Une folie passagère de Nicolas Robin

UNE FOLIE PASSAGERE IG« Une femme dans mon genre n’a pas droit à l’erreur. Je me fais cette réflexion chaque matin au réveil, sitôt que j’ouvre les yeux… »

Bérengère s’évertue à être une parfaite hôtesse de l’air ; elle fait du ciel le plus bel endroit de la terre. Elle a quarante ans, vingt ans de métier, douze mille heures de vol au compteur, une robe turquoise sans faux plis et un impeccable chignon banane. Mais elle est en train de passer à côté de sa vie de femme, et certains ne manquent pas de le lui rappeler : ni mari ni enfants, quelques amants de passage sans considération pour elle.

Pourtant, elle cache ses blessures sous son uniforme et rien ne semble pouvoir altérer son désir de maîtrise et de perfection. Jusqu’au jour où une série de contretemps et d’obstacles vient dérégler cette mécanique bien huilée.
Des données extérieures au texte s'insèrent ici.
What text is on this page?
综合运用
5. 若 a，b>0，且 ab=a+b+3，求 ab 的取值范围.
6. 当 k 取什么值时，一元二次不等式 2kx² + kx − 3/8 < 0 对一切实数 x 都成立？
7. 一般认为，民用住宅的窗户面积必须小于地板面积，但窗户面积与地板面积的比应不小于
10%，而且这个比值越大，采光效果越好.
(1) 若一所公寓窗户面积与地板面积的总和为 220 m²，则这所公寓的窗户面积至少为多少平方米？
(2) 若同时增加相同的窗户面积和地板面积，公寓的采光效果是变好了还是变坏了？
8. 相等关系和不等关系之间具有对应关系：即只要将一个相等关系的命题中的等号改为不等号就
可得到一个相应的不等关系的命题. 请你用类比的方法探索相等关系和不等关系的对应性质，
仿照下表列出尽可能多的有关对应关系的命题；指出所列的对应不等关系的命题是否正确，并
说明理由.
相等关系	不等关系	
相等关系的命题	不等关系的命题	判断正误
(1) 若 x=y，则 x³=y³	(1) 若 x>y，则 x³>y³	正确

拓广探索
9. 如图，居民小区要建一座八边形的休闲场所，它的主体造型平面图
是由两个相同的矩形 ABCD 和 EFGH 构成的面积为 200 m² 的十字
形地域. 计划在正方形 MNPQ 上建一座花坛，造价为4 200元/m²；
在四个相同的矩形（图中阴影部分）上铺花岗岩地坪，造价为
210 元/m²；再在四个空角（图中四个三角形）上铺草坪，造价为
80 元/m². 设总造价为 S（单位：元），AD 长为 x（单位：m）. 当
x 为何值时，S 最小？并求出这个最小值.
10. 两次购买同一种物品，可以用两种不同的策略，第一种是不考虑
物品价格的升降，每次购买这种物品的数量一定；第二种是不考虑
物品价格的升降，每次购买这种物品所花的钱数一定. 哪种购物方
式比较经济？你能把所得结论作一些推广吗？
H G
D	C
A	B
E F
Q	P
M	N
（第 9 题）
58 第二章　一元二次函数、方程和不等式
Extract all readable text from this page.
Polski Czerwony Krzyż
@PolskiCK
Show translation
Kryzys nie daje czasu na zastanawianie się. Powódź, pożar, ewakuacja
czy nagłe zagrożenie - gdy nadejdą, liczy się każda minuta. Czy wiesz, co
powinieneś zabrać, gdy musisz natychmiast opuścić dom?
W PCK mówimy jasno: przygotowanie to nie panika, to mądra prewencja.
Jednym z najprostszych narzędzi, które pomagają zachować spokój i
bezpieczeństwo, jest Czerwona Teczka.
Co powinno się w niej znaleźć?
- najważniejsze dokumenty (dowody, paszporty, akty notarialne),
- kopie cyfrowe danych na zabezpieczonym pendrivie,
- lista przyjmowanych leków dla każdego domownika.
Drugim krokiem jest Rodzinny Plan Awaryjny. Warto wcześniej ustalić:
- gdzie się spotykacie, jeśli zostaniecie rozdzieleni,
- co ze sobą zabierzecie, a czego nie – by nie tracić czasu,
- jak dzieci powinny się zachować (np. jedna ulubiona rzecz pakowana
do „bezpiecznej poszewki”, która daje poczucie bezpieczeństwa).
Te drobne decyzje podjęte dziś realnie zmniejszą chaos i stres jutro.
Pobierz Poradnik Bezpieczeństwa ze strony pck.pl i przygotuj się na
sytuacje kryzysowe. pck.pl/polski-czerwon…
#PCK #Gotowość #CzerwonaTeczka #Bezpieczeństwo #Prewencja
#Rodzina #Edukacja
Elle embarque alors pour une destination imprévue, sur un vol riche en surprises, qui ne sera pas de tout repos, et, poussée à bout, en vient à commettre l’irréparable.

Et si c’était dans la perte de contrôle que l’on trouvait le bonheur ?

Nicolas Robin relate les aléas d’une vie de navigant avec une plume alerte et pleine de fantaisie. Dans le ton des comédies loufoques qui mêlent humour, émotion et férocité.

Ma lecture

J’ai entrepris de sortir de ma PAL des livres que j’ai réceptionnés pour diverses raisons et toujours pas lus. Celui-ci en fait partie. Je l’ai reçu dans le cadre d’un concours je crois, mais vous commencez à me connaître, ce n’est pas le genre de littérature dans lequel je me plonge habituellement mais partant du principe que les choses ne sont pas figées, qu’une surprise peut survenir, je tente parfois d’aller là où je mets jamais les pieds. Alors je confirme : Ce n’est pas pour moi et je vais vous dire pourquoi. Ce n’est qu’un ressenti personnel par rapport à ce que j’attends d’une lecture.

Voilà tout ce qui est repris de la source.